The Rugged Road to City Status
By JIA HOUMING

I was born into a rural family in the early 1970s. My illiterate, honest, hardworking parents had altogether seven children of whom five survived. I am the youngest.

An ever-present threat of hunger dominated my childhood. During the years of the planned economy, each adult was allocated a 16-kilogram grain ration each month, and children's rations were even less. To eke this out we often went fishing in the then unpolluted local rivers. During slack seasons all able-bodied farmers were expected to work on irrigation projects. On the days my parents went off to perform this quasi-compulsory labor, frequently compensated in grain or food, I would stay up late, anticipating the steamed bread emolument they were to bring home.

This austere way of life did not deter my parents from doing all they could to send us to school. Three decades ago there was an even greater gap of development between  China's countryside and cities. Higher education was the only means for rural children to the urban residence registration that would guarantee work and a stable food supply. Thanks to my parents' support and the low tuition rates at the time, all five of us received a fair education, and now have a decent standard of living. Today, putting five children through school is impossible in the countryside, as school fees have spiraled in recent years.
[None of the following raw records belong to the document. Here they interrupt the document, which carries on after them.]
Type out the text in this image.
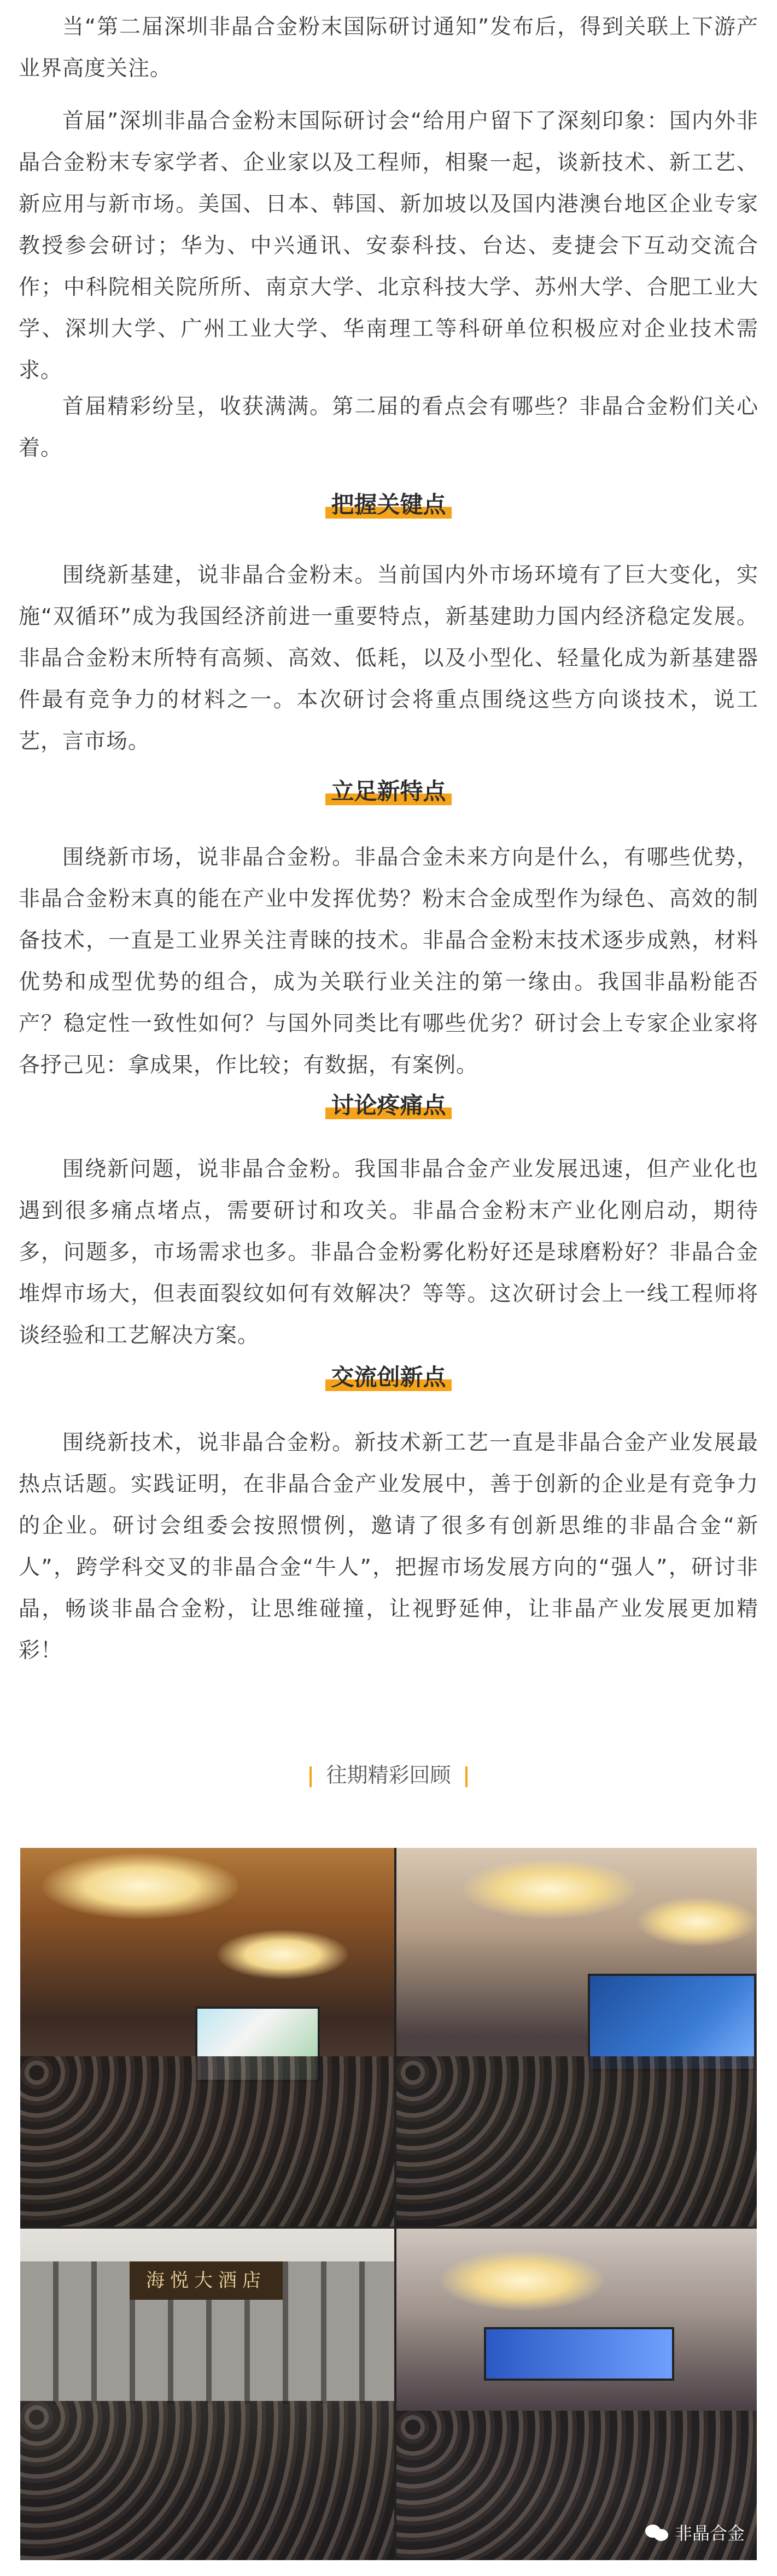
当“第二届深圳非晶合金粉末国际研讨通知”发布后，得到关联上下游产业界高度关注。

首届”深圳非晶合金粉末国际研讨会“给用户留下了深刻印象：国内外非晶合金粉末专家学者、企业家以及工程师，相聚一起，谈新技术、新工艺、新应用与新市场。美国、日本、韩国、新加坡以及国内港澳台地区企业专家教授参会研讨；华为、中兴通讯、安泰科技、台达、麦捷会下互动交流合作；中科院相关院所所、南京大学、北京科技大学、苏州大学、合肥工业大学、深圳大学、广州工业大学、华南理工等科研单位积极应对企业技术需求。

首届精彩纷呈，收获满满。第二届的看点会有哪些？非晶合金粉们关心着。

把握关键点

围绕新基建，说非晶合金粉末。当前国内外市场环境有了巨大变化，实施“双循环”成为我国经济前进一重要特点，新基建助力国内经济稳定发展。非晶合金粉末所特有高频、高效、低耗，以及小型化、轻量化成为新基建器件最有竞争力的材料之一。本次研讨会将重点围绕这些方向谈技术，说工艺，言市场。

立足新特点

围绕新市场，说非晶合金粉。非晶合金未来方向是什么，有哪些优势，非晶合金粉末真的能在产业中发挥优势？粉末合金成型作为绿色、高效的制备技术，一直是工业界关注青睐的技术。非晶合金粉末技术逐步成熟，材料优势和成型优势的组合，成为关联行业关注的第一缘由。我国非晶粉能否产？稳定性一致性如何？与国外同类比有哪些优劣？研讨会上专家企业家将各抒己见：拿成果，作比较；有数据，有案例。

讨论疼痛点

围绕新问题，说非晶合金粉。我国非晶合金产业发展迅速，但产业化也遇到很多痛点堵点，需要研讨和攻关。非晶合金粉末产业化刚启动，期待多，问题多，市场需求也多。非晶合金粉雾化粉好还是球磨粉好？非晶合金堆焊市场大，但表面裂纹如何有效解决？等等。这次研讨会上一线工程师将谈经验和工艺解决方案。

交流创新点

围绕新技术，说非晶合金粉。新技术新工艺一直是非晶合金产业发展最热点话题。实践证明，在非晶合金产业发展中，善于创新的企业是有竞争力的企业。研讨会组委会按照惯例，邀请了很多有创新思维的非晶合金“新人”，跨学科交叉的非晶合金“牛人”，把握市场发展方向的“强人”，研讨非晶，畅谈非晶合金粉，让思维碰撞，让视野延伸，让非晶产业发展更加精彩！

往期精彩回顾
海悦大酒店
非晶合金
Education changed my life. I entered senior middle school with the highest mark in my township, and was enrolled by the People's University in Beijing three years later. In 2000 I went to Tsinghua University to take my master's degree. Pursuing higher education enabled me to leave my village, obtain registration as an urban resident, and find a job in the city. More important, study gave me new enjoyment of life, more confidence, and broadened my knowledge of the world. These aspects are, however, of little relevance to my fellow villagers. They hold me up to their children as an example of the more tangible benefits of study.

After graduating in 1992 I got a job in a college, and later met my wife, a rural girl. Many people's advice to a college teacher such as me who had cut himself free of the ties of the countryside, would be to try to marry an urban, rather than rural, woman. There has been little change in the Chinese custom of urban and rural men marrying women of the same residential status. It is generally believed that only urban men of a low income, status or undesirable physique resort to taking a rural spouse.

Not having urban residence registration meant that my wife had no access to stable work or social welfare, which would impose a strain on household finances. I was nevertheless moved by her pureness of heart and unquestioning loyalty, and so married her despite all the difficulties that lay in store.

In 1995 I made just 100 yuan each month. Life became even harder when the college I worked at made a ruling that staff members with rural spouses did not qualify for allocated housing. I protested and pleaded, but to no avail.

I had no choice but to move to another college that provided accommodation for all its teachers, regardless of their spouses' status. A year later we had a child. At that time babies were registered according to their mothers' residential status, which meant that a child born to a woman from the countryside was also a rural resident. In order for my child to have the same privileges of education and work as those enjoyed by urban citizens, I borrowed money and purchased my son's urban status for 7,000 yuan. This was a last resort for rural parents.

As it turned out, while my son was at primary school the residence registration system in my home province of Jiangsu began to relax. I had thus made a superfluous investment, but was nonetheless glad that China was steadily undergoing reforms that promoted the labor flow and development of human resources. Before the 1980s even buying an urban residence registration was impossible.

I began to study for my master's degree in 2000. On graduating I joined another college that also offered my wife a job. Life has been generally easier since I gained a higher academic degree. Until the gap between city and countryside is narrowed, however, and social reforms that stimulate a free flow of talent are launched, residence registration will continue to determine a Chinese person's fate.

JIA HOUMING is a college teacher in Nantong, Jiangsu Province.